I am running the object detection demo using yolov3 provided with OpenVino, and getting different results between the python implementation and the c++ implementation.

For the c++ implementation I am running using the following command from the directory ~/inference_engine_samples/intel64/Release: 

./object_detection_demo_yolov3_async -i -m yolo_v3-FP16.xml -d MYRIAD

For the python implementation I am running using the following command from the directory ~/intel/computer_vision_sdk/deployment_tools/inference_engine/samples/python_samples:

python3 -i -m yolo_v3-FP16.xml -d MYRIAD

The C++ API detects much more objects than the python version. Notice that I am using the exact same model and video on both.
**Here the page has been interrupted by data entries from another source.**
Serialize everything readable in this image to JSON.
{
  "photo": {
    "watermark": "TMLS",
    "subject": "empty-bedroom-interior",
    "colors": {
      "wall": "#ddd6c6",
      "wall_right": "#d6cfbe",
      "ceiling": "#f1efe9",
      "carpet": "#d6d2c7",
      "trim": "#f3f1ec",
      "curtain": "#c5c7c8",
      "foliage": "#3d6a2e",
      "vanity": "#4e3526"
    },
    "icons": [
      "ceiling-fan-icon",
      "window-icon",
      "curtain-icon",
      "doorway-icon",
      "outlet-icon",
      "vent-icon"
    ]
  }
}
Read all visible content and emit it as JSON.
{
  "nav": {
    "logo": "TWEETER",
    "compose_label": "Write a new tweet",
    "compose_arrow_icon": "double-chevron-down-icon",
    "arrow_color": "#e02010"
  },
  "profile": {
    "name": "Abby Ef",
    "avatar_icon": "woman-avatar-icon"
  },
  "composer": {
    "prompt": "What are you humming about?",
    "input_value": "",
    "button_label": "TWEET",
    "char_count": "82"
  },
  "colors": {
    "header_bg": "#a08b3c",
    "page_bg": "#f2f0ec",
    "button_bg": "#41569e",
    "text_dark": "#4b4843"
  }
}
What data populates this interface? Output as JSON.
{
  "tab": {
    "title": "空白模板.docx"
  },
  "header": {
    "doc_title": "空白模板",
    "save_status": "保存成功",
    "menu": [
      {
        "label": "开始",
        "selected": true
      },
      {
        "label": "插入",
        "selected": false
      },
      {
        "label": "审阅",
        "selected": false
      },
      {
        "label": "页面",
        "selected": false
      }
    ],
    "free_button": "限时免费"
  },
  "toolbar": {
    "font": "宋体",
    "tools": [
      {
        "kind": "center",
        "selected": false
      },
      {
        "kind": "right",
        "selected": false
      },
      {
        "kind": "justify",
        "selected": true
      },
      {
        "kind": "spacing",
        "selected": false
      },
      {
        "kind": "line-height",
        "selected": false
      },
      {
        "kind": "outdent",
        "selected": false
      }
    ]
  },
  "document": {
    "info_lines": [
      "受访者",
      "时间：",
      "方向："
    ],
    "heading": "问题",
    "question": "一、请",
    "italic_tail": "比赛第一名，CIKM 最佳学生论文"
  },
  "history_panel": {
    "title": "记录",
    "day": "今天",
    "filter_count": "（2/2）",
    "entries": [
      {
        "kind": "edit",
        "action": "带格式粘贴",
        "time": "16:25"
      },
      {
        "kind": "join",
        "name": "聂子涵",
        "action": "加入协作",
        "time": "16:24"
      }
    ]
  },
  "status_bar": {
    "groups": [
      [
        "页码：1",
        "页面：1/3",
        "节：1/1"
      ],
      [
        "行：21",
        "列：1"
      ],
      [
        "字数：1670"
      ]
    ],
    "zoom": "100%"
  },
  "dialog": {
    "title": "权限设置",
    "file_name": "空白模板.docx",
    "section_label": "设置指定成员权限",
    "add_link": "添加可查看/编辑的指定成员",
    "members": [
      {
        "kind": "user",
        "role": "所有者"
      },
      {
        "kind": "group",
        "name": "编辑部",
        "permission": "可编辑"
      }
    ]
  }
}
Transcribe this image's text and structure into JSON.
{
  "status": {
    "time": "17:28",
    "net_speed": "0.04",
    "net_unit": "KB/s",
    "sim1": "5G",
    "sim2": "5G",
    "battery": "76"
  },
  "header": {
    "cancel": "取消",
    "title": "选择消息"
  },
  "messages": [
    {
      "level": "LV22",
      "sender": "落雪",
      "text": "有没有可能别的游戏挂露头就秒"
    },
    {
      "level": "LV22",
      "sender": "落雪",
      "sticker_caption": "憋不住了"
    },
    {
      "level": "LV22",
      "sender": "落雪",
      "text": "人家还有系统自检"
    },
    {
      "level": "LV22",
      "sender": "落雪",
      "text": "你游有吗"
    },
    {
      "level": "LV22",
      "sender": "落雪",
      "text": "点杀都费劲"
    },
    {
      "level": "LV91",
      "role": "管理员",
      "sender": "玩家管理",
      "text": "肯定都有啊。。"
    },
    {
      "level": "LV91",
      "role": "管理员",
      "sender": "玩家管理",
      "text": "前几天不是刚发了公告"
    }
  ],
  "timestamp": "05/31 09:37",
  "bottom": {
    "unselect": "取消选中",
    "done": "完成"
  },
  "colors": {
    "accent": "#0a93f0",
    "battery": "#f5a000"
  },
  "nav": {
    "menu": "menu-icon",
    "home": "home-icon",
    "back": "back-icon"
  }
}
I tried running on NCS1, NCS2 and CPU (for CPU I changed the model to FP32) and I am using the R5 release.

I also noticed different results when trying to convert the interactive face detection demo from c++ to python.


I verified that the network gets the exact same input, and printed out the 10 first output values for the 13x13 output head in python and in C++, and the values are slightly different.

For example: 

python - 

[0.4868164 , 0.5966797 , 0.5234375 , 0.47583008, 0.50878906,
 0.515625  , 0.5463867 , 0.48388672, 0.43481445, 0.53271484]

c++ - 

[0.492188, 0.600586, 0.507324, 0.481201, 0.505859, 
 0.518066, 0.543457, 0.490479, 0.431396, 0.536621]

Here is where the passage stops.